La finalità del test, tratto da una vecchia indagine sociologica, “era un confronto diretto su temi come l’aborto e il suicidio”, spiegano, e lo stesso insegnante “ci ha tenuto a precisare che la voce ‘omosessualità’ non fosse giustificabile”. Certo di questo va tenuto conto, ma queste parziali spiegazioni devono far riflettere su un altro aspetto. Se idee del genere vengono facilmente veicolate nei licei, pur con tutti gli accorgimenti e considerando lo spirito critico e la maturità dei ragazzi, si può solo immaginare cosa può essere inculcato nelle menti di bambini che fanno Irc per una o due ore alla settimana. Va anche fatto notare che, parafrasando Nanni Moretti, le parole che si usano sono importanti: si poteva certamente anche cambiare o cassare qualche voce, perché appunto il problema non era solo l’omofobia strisciante, ma il sottofondo di condanna moralistica che passa con leggerezza e mette l’omicidio a fianco di cose come l’ateismo e l’omosessualità.
Ma a quanto pare episodi del genere nelle scuole sono solo la punta di iceberg clericale, e nemmeno tra i più gravi. Videtta racconta un fatto preoccupante raccontatogli dal dirigente di Omphalos, avvenuto qualche mese fa all’Ipsia Cavour-Marconi di Perugia. Erano stati invitati come associazione nell’ambito di un progetto ministeriale contro il bullismo, che colpisce anche gli omosessuali nelle scuole, ma un professore ha ottenuto che qualche giorno dopo per “par condicio” fosse organizzato un incontro con il gruppo cattolico Lot Regina della Pace, che promuove le terapie riparative per "curare" l’omosessualità. Preoccupante che la propaganda integralista per “mondare” i gay sia ritenuta degno contraltare al bullismo omofobico, fatto di umiliazioni e pestaggi. E che una scuola pubblica permetta tutto questo, senza porsi problemi.

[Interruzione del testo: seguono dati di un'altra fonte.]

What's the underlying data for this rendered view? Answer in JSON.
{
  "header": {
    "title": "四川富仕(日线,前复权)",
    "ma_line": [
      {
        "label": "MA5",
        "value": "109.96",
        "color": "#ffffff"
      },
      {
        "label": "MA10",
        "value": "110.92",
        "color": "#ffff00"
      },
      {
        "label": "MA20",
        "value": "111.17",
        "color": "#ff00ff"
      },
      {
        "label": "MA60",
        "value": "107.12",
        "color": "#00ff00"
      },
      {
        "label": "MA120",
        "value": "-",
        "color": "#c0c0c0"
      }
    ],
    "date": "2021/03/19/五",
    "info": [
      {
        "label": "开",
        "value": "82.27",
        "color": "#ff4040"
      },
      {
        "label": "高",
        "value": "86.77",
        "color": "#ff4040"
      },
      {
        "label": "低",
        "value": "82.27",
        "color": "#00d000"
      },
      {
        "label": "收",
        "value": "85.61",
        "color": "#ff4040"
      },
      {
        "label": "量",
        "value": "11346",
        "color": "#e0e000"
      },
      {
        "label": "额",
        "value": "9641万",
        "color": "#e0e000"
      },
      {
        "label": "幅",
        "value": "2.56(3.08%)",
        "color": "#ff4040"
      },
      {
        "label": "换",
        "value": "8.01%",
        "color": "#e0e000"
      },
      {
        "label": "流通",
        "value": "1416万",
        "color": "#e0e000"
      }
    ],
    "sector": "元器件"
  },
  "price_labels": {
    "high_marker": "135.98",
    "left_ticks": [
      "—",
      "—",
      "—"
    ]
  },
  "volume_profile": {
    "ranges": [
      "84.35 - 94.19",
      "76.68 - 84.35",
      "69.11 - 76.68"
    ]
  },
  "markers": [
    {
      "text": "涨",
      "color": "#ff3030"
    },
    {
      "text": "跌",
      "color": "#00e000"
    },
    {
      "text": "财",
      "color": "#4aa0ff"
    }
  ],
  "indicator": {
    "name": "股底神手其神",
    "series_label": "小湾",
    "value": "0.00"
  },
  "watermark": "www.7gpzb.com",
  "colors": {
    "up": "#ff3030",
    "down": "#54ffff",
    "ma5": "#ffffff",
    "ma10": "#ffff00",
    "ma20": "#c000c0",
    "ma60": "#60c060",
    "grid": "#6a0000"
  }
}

Il problema di fondo, di fronte a fatti del genere, è piuttosto per chi sceglie di far frequentare ai propri figli l’ora di religione, o degli stessi ragazzi che hanno posizioni laiche ma accettano di seguire l’Irc. Come noto, purtroppo diventa spesso una scelta obbligata, visto il lassismo delle scuole nel garantire l’ora alternativa (nonostante sia un diritto vederla attivata) o un’altra opzione rispetto all’insegnamento della religione cattolica.
L’Irc non è più adeguato alla società che cambia e ha scarsa valenza didattica, considerando che è un relitto concordatario che andrebbe semplicemente superato. E che pesa per oltre un miliardo di euro, soldi con i quali si potrebbe migliorare il sistema scolastico nel suo complesso, rendendolo più laico e pluralista. La nostra associazione fornisce assistenza nel caso ci fossero problemi o dubbi nell’attivazione dell’alternativa. Chiedere che vengano rispettati i propri diritti è possibile, anche quale strumento per garantire una scuola più pluralista e che concede sempre meno spazi all’integralismo montante.